Acordei com beijos em meu pescoço. Resmunguei de olhos fechados, dando as costas para seja lá quem for. Mas a pessoa era insistente e continuou beijando meu pescoço, até eu abrir os olhos e me virar. Era Natsu, ele estava sorridente e completamente despido. Me lembrei da noite passada. Após a festa de noivado da Erza, voltamos para casa completamente excitados.
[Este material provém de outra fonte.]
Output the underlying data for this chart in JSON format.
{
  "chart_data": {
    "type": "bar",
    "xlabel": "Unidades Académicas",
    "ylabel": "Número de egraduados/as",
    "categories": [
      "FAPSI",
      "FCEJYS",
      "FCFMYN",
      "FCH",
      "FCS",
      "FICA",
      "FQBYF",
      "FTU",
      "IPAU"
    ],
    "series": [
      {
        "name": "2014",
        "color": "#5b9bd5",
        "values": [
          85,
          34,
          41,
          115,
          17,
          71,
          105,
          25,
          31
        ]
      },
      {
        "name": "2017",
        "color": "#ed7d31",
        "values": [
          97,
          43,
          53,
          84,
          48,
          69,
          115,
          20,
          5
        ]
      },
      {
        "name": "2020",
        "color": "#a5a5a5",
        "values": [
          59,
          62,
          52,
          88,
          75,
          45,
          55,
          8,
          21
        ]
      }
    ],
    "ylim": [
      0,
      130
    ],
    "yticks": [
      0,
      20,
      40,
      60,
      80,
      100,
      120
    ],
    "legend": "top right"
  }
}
- Bom dia meu amor – Deu um beijo em minha bochecha – Como está se sentindo? – Passou as mãos em meu ventre e eu não pude suprimir um sorriso – E como está nossos bebês?

- Estão em ótimo estado – Dei risada, me levantando da cama e acariciando minha barriga – Ela está grande não é? Em pensar que são só 4 meses de gestação...

- Mas você continua linda – Respondeu do outro lado do quarto, entrando no banheiro – Já escolheu os nomes?  Minhas opiniões ainda estão de pé...

- Para o menino vai ser Luke, como você disse – Me olhei no espelho, sentindo ambos bebês chutarem – Energéticos em plena manhã... – Sai de perto do espelho e adentrei o banheiro do quarto – Mas não irei aceitar ‘’ Nash’’. Como você considerou meu nome na hora de criar o do nosso filho, nossa filha se chamara Nashi.  

- E qual é o significado de Nashi? – Perguntou.

- Nada – Prendi meus cabelos – Pois creio que ela mesmo irá criar seu significado, igual ao seu irmão.

E foi assim que eu acabei construindo minha vida. De estação á estação.